Get/Set Races about ccache HOT 4 OPEN

I haven't touched this (or even Go) in a long time. But everything you say sounds right.

Let me verbosely go through my thoughts:

1 - It sounds like you watch a Fetch method that does tracking and is atomic. Looking at the existing Fetch, I'm not sure why that wasn't pushed down to the bucket (and thus, made atomic). It seems like if we pushed the existing Fetch to the bucket, you could add a TrackingFetch that behaves a lot like TrackingGet, i.e.: TrackingFetch would call Fetch and then track() the item.

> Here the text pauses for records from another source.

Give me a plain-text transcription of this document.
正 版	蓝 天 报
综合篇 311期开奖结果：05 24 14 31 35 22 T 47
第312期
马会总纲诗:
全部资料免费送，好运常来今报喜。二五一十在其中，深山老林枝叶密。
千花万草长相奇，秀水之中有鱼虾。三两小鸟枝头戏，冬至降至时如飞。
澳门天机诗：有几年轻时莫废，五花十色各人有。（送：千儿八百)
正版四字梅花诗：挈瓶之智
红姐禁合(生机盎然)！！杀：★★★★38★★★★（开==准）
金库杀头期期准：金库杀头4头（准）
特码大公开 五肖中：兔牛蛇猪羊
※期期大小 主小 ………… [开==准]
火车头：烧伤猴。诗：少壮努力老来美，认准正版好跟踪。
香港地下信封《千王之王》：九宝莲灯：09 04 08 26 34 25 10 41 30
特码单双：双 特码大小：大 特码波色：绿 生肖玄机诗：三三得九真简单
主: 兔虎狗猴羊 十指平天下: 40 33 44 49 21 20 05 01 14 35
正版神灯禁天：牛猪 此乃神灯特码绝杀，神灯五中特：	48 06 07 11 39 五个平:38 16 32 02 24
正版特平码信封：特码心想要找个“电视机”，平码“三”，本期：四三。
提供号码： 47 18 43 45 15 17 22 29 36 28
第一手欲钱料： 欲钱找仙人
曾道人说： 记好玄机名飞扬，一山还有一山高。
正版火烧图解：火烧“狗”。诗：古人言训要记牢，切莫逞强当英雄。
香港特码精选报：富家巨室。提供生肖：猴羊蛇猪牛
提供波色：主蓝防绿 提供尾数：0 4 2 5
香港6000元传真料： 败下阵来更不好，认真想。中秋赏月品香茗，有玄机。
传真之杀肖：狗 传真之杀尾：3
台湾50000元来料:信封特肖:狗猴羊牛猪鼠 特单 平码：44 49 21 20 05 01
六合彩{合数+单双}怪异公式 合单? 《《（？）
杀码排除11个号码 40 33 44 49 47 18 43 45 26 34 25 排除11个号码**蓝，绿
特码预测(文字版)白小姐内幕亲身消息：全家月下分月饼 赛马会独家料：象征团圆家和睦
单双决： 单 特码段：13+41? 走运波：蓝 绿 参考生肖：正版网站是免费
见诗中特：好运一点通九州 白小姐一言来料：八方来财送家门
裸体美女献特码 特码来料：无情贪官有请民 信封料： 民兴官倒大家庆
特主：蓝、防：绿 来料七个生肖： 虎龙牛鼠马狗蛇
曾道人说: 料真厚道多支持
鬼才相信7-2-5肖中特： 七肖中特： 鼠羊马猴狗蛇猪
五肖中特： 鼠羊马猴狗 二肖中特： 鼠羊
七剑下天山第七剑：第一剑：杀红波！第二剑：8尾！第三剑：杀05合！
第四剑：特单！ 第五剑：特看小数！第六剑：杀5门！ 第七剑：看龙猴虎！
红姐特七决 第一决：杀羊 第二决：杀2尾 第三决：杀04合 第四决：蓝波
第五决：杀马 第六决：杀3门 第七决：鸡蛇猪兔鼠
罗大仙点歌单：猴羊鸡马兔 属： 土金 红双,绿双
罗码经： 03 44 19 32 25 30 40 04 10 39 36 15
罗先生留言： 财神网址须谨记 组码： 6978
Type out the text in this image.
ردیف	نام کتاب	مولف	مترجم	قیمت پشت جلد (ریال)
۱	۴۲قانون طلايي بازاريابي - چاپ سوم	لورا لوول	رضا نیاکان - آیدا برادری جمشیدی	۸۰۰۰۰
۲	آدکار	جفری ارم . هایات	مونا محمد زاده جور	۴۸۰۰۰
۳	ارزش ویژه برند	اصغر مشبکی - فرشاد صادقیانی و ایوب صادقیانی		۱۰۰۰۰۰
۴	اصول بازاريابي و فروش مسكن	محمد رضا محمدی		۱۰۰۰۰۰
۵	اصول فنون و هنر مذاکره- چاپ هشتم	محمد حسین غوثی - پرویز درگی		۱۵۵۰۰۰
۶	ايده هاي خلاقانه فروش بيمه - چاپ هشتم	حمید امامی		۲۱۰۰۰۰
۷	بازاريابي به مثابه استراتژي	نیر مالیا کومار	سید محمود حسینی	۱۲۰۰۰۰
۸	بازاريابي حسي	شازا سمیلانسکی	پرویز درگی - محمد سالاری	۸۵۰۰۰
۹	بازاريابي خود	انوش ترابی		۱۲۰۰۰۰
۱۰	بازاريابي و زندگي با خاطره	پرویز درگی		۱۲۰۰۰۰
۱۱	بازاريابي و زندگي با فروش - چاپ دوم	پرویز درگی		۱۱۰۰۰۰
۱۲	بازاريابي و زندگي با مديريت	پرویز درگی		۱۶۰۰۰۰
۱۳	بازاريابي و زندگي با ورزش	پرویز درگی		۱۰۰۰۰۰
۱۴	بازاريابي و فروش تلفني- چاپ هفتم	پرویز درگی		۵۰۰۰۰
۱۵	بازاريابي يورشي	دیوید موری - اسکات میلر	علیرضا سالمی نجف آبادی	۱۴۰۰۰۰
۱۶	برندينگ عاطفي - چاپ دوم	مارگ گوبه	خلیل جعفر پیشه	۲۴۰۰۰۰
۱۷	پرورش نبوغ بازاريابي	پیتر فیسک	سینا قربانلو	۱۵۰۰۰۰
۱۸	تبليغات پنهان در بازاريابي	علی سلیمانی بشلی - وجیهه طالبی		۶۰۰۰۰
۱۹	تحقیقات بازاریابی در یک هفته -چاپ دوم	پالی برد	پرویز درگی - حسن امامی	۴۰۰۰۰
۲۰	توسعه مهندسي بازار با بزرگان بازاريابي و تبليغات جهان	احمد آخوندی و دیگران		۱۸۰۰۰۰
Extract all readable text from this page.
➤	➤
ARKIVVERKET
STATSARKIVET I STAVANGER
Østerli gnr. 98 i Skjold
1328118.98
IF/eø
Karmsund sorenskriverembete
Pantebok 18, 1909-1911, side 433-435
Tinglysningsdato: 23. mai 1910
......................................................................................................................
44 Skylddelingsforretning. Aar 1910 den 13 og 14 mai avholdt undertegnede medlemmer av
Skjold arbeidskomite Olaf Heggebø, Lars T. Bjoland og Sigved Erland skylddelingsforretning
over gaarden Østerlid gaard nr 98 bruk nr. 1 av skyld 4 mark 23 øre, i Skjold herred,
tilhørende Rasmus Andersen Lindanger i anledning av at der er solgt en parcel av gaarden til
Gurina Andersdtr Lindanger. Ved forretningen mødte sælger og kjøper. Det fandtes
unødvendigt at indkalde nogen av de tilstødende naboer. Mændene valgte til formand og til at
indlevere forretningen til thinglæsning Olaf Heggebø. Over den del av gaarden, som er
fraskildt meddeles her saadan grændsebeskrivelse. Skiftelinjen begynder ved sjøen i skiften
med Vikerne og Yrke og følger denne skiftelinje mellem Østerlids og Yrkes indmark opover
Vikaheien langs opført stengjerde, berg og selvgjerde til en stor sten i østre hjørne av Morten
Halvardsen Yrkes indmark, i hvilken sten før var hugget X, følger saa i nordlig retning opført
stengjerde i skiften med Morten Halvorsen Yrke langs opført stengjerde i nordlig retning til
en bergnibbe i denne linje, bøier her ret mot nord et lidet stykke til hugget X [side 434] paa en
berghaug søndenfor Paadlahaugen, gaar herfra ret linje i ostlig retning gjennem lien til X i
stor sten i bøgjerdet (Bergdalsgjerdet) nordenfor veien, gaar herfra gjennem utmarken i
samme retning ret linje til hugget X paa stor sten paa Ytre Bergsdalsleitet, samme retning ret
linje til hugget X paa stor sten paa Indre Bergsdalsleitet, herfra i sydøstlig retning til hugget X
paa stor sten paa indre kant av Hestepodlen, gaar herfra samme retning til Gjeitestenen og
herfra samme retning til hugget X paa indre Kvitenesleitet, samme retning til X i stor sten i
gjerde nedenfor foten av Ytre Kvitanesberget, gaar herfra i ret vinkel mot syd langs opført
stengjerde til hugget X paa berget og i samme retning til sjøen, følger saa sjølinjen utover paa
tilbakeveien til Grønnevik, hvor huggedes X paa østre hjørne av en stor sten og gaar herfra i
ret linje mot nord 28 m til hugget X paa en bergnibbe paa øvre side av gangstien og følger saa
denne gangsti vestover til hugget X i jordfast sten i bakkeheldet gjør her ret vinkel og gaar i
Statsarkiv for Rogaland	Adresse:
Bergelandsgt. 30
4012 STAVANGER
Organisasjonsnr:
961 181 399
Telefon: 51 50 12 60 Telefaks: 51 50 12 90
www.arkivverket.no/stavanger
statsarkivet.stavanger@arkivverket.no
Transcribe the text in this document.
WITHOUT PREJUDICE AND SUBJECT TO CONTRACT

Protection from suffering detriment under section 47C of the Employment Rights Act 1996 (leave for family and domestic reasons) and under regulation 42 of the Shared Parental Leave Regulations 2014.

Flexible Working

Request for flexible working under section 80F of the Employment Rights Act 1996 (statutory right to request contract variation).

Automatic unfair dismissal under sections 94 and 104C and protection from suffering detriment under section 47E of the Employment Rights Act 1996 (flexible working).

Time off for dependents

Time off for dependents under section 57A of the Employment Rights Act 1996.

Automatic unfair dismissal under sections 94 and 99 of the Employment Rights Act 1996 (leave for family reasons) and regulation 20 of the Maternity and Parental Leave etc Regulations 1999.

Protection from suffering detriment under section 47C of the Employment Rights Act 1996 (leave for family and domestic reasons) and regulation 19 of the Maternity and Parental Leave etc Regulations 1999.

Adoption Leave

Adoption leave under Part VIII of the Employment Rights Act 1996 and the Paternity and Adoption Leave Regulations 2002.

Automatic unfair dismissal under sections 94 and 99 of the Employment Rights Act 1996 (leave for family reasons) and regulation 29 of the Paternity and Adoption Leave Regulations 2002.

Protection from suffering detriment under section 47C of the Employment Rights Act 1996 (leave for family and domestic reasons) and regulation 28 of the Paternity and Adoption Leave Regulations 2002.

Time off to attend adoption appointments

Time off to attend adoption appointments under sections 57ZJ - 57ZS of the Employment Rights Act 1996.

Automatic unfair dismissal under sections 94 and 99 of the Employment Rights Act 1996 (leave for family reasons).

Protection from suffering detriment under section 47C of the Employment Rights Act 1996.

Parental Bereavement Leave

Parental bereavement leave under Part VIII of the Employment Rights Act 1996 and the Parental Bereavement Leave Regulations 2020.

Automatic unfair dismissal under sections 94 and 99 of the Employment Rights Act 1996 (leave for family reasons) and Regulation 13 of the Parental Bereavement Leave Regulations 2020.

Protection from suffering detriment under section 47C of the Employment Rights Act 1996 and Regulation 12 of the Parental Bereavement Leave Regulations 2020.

2 - There appears to be a race condition, yes. I racked my brain on this for a few minutes and didn't see a way out. But, what if on gc, we set the refCount to -1. We can use a CompareAndSwap to favor the get:

// If `track` is called BEFORE this, CompareAndSwap will return false because refCount 
// will be 1, not 0.
// If `track is called AFTER This, refCount will be set to -1, which we can leverae (see next block)
if c.tracking == false || atomic.CompareAndSwapInt32(&item.refCount, 0, -1) == true {
  // this is all the same
  c.bucket(item.key).delete(item.key)
  c.size -= item.size
  c.list.Remove(element)
  item.promotions = -2
}

Now we just need to guard against -1:

// track will return "false" if, after adding 1, the count is 0 (which means our GC 
// ran and set it to -1)
func (i *Item) track() bool {
  atomic.AddInt32(&i.refCount, 1) != 0
}  

...

func (c *Cache) TrackingGet(key string) TrackedItem {
 ...
  // if trackin fails, return NilTracked
  if item.track() == false {
    return NilTracked
  }
  return item
}

???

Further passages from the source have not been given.